Segundo informações do jornal Folha de S.Paulo, a secretária afirmou que a comunidade internacional poderá ter forte reação caso Maduro prenda o opositor.

A secretária se pronunciou após Maduro dizer que Juan Guaidó iria ter que se explicar para a Justiça quando voltasse para a Venezuela e que ele também estaria proibido de deixar o país.

Kimberly Breier está no Brasil preparando a visita entre o presidente Jair Bolsonaro e o presidente americano Donald Trump, que ocorrerá no dia 19 de março. Ela já teve reuniões com o deputado federal Eduardo Bolsonaro e também com o ministro de Relações Exteriores, Ernesto Araújo.

Em entrevista, a Folha questionou o fato de Maduro ainda ter consigo muitos militares venezuelanos o apoiando. Para a secretária americana, a liderança militar precisa decidir em qual lado estará. Breier acredita que 500 deserções de militares em apenas uma semana é um número considerável. E, além do mais, a secretária citou que 54 países reconhecem Juan Guaidó como presidente, algo que também tem suma importância na questão.

'Pronta reação'

A prisão de Guaidó, segundo a secretária, poderá fazer com que ocorra uma pronta reação na comunidade internacional, já que são 54 países que reconhecem o opositor de Maduro.

Ela deixa claro, então, que a possibilidade de prisão poderia representar um grave equívoco, podendo ser o "último erro" do regime. A Venezuela vive estado de calamidade com a intensa crise humanitária, econômica e política.

Ajuda humanitária

Kimberly Breier foi questionada sobre a melhor forma de entregar ajuda humanitária aos venezuelanos.

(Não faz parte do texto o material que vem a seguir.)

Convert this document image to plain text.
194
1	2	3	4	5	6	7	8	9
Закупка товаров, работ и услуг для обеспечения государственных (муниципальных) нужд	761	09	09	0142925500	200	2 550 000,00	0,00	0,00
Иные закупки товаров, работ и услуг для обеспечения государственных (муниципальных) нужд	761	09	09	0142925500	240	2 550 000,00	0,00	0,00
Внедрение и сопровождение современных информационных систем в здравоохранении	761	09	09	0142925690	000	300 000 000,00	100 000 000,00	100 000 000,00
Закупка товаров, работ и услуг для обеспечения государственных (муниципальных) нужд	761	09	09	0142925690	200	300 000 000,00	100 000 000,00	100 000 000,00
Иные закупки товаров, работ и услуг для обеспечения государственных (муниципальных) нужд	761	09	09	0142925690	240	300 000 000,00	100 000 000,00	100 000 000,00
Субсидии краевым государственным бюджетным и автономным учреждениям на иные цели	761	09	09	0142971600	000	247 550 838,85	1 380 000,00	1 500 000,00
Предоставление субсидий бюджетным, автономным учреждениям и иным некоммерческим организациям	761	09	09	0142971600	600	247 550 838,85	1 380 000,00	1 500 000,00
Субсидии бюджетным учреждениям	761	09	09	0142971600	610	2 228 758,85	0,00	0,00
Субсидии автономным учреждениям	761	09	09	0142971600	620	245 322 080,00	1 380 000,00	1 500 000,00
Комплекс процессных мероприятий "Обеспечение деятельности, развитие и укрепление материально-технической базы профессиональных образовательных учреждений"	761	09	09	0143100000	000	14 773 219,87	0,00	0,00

Contudo, a americana citou que essa questão depende dos próprios venezuelanos.

Ela conta que a ajuda é entregue em Calcutá e Boa Vista. Em seguida, os militares americanos saem de cena. Com isso, ela frisa que o líder Guaidó e as Organizações Não Governamentais (ONGS) devem estipular a melhor forma para a entrega dos alimentos aos venezuelanos.

Sobre o posicionamento do Brasil perante a Venezuela, a americana diz que o Grupo de Lima é uma forma de tentar amenizar a crise do país vizinho, tendo o Brasil como membro proeminente desde o início.